I sympathize with this. My AI safety career was started when I turned down a tech company return offer for the chance of maybe later getting an AI safety research internship. The tech company paid more than triple (seeing as AI safety internship was in academia). I ended up getting the AI safety internship, but I almost didn't!

Not everyone wants to take that risk. And not everyone can afford to, either.

Thanks for chiming in here! You're exactly the kind of person who is being put in a bad position :( I hope you can figure something out!  (And maybe consider applying for 80k coaching?)

It's not obvious to me that January is correct. For instance, at Yale, more than two thirds of CS majors received their full time job offers in December or earlier (most of these are likely in the tech industry). You often don't have very long to reply to these offers so I wouldn't be surprised if many had to accept prior to January.

I agree that April is later than nearly anywhere else; but I'm also not convinced that January would be better than November. I basically agree with this post but I think people should do their own research on what they're competing with  rather than just deciding on January on the basis of this post.

That's a great point! The exact deadlines differ for each sector. But orgs get a slight advantage for being the first to give out offers, and a massive disadvantage for being the last to give out offers, so it's better to skew earlier than later (if operationally possible). 

I've updated the post to say "EA orgs should accept Summer 2023 interns by January" in response to this comment. 

Somewhat embarrassing (for me) how you made the same arguments here, but with more clarity and detail than I have, months before my post 😅 

100% endorse everything you said! Would have linked to this earlier, just didn't see it when you originally posted, sorry!

Honestly both posts are very well written, short and have a lot of content.

This isn't exactly related to the post, but I am a little bit wary about the connotation of more students should have internships / work experience at EA Orgs rather than corporate roles.

I talked to some EAs that say that it's good for EA uni students to get a job outside of EA first. This makes me think that the issue of EA Orgs not having that many uni interns aren't actually a big problem.

Why it may be good to pursue a corporate role:

  • Mistakes made earlier in my career will be much more low stakes
  • Experiencing the world outside the EA bubble
  • Skills such as dealing with people in a workplace, learning how a company runs things are transferrable
  • Financial independence from EA
  • Other personal reasons (financial independence in general, funding for self-improvement stuff like coaching and good therapy)

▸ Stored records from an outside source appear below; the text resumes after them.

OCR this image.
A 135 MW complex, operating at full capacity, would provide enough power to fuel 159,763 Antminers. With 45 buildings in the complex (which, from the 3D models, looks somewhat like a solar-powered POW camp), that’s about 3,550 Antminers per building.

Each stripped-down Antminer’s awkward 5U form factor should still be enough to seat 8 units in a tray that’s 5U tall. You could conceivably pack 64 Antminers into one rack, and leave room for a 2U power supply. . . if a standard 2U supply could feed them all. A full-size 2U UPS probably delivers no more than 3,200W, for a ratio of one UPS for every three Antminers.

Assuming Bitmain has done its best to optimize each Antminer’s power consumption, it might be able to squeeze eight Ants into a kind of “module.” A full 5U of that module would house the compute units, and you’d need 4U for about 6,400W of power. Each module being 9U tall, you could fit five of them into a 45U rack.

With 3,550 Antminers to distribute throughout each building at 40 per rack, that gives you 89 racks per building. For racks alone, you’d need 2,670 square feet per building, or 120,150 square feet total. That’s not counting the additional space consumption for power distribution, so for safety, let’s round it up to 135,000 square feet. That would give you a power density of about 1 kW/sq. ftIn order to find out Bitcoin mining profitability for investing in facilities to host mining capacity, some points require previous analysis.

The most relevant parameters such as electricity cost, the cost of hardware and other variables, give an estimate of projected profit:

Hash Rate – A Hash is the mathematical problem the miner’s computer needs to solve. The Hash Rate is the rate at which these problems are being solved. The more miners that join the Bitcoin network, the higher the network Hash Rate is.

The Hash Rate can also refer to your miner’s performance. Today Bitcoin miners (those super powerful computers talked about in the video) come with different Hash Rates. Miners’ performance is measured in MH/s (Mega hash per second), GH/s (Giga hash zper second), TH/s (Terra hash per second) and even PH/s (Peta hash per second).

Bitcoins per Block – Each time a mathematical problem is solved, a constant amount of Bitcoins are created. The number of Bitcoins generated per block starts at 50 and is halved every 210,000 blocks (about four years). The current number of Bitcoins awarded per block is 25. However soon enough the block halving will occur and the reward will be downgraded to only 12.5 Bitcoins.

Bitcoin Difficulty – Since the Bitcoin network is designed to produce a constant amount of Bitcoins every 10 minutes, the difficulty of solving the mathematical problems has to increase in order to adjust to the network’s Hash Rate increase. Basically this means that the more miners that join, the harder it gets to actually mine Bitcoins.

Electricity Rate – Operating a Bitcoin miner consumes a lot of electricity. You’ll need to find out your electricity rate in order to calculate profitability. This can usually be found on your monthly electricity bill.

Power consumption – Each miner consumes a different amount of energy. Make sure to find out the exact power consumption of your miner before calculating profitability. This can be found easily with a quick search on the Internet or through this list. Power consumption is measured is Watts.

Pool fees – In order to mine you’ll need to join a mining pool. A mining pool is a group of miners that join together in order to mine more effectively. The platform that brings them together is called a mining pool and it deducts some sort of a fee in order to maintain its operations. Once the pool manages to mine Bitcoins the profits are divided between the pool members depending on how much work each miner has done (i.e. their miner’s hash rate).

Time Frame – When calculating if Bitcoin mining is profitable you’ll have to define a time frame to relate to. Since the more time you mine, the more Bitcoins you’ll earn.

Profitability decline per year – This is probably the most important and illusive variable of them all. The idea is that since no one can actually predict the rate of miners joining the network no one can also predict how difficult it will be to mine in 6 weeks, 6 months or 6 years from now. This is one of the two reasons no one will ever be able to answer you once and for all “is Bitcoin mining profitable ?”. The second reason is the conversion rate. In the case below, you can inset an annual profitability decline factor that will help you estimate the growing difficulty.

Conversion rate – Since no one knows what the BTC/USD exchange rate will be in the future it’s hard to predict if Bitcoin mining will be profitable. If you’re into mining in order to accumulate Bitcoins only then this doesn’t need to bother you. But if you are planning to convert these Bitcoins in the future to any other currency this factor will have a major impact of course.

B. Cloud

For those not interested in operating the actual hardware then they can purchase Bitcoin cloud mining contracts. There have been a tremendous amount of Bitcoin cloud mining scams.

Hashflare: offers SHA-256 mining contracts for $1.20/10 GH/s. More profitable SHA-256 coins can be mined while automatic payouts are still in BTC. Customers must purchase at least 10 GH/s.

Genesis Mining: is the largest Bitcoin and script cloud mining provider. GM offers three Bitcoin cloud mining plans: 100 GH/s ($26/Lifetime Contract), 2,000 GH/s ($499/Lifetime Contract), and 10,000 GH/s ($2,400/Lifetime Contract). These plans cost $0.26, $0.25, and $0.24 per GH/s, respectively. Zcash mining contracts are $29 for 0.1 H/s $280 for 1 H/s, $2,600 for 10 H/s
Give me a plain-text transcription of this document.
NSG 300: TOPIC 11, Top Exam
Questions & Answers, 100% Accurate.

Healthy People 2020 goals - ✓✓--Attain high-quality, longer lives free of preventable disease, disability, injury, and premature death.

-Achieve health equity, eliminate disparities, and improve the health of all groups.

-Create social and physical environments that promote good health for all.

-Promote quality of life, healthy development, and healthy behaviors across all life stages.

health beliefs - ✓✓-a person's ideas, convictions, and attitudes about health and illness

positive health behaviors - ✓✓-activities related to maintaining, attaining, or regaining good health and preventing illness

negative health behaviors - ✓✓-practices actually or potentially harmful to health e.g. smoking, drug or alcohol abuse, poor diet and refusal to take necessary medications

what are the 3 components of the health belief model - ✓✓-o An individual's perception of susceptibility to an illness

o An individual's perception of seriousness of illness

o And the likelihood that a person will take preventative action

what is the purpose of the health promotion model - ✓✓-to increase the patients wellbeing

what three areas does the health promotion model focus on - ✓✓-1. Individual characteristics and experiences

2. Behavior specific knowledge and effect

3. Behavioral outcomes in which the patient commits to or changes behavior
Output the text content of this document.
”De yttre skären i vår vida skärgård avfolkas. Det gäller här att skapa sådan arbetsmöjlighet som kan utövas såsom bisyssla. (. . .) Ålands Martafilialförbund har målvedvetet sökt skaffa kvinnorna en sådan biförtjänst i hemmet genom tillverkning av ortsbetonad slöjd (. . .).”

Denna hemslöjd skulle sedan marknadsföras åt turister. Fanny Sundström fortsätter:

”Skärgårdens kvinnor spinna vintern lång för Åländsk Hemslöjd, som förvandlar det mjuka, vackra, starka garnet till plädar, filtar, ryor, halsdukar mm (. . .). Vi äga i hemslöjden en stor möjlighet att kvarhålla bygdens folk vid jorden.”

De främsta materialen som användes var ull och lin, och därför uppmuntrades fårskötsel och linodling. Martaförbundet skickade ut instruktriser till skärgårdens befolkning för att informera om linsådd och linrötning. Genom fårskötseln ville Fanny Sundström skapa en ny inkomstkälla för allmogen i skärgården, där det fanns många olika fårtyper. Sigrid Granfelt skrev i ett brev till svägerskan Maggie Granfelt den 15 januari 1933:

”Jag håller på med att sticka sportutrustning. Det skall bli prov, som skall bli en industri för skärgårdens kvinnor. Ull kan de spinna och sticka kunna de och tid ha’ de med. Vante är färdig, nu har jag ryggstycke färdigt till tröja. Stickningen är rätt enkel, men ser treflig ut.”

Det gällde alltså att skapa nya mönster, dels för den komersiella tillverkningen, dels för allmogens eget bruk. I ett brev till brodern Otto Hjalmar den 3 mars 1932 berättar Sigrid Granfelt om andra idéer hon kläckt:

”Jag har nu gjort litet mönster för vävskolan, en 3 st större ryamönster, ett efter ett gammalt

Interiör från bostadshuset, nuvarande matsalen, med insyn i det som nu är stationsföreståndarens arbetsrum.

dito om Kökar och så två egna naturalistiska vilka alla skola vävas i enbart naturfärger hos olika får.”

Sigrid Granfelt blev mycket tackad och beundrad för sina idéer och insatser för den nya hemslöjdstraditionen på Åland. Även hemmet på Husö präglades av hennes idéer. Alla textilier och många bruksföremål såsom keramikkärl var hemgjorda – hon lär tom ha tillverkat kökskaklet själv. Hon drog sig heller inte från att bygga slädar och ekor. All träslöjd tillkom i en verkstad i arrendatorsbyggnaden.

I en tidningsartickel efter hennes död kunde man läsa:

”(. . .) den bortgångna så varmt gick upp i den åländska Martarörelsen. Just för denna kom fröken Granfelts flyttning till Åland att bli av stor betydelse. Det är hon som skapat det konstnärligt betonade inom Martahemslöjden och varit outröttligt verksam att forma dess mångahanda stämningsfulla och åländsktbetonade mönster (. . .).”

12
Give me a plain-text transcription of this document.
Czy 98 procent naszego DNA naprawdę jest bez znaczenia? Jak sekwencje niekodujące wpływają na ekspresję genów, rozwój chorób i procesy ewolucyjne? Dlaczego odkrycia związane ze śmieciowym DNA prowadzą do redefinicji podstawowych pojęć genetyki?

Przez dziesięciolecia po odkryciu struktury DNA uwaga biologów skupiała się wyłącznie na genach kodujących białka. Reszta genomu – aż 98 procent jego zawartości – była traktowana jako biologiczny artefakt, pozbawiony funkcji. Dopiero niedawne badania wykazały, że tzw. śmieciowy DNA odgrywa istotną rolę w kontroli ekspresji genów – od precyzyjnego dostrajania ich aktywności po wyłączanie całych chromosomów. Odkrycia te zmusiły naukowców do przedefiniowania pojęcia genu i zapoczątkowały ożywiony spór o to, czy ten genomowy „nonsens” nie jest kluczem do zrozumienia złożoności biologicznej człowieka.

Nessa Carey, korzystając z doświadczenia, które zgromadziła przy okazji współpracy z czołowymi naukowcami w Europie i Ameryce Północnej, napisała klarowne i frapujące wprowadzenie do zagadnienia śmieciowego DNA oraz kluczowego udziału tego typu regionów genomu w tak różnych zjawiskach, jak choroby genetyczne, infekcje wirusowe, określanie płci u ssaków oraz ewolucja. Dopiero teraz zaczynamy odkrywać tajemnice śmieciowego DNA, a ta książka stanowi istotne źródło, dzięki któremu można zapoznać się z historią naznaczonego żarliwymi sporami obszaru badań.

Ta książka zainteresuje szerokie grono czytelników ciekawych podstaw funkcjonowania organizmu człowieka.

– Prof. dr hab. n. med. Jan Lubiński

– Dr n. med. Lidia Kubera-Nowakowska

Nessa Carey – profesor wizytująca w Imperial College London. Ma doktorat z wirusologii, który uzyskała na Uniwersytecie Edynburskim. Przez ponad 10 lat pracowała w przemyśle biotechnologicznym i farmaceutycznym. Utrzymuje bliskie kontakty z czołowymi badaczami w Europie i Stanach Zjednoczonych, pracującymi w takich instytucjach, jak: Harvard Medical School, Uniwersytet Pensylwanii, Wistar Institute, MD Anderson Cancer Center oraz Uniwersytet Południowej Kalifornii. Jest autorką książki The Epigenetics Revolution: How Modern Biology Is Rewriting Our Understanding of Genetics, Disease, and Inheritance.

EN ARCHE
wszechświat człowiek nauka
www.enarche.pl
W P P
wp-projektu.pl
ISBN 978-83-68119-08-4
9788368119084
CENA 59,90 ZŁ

On the other hand, there are good reasons for EA Interships

  • EA internships can be good for community building because it makes uni students more excited about EA!
  • students can test fit for wide variety of cause areas sooner rather than later.
  • Depending on what you are interested in doing, the skills might be less transferrable (From Charity Entrepreneurship: "Our data shows that a founder who starts now and runs a charity for three years will outperform (at running a charity) someone who does two years work experience in a consultancy and then starts running a charity for a year." -https://forum.effectivealtruism.org/posts/xHC9AYLGjMoZbEWkX/ce-who-underrates-their-likelihood-of-success-why-applying)

I totally agree there is a lot of value in going corporate first. I recommend this route to many people! But it does seem unfortunate to not have the choice between EA/corporate, or have the choice set up pretty badly.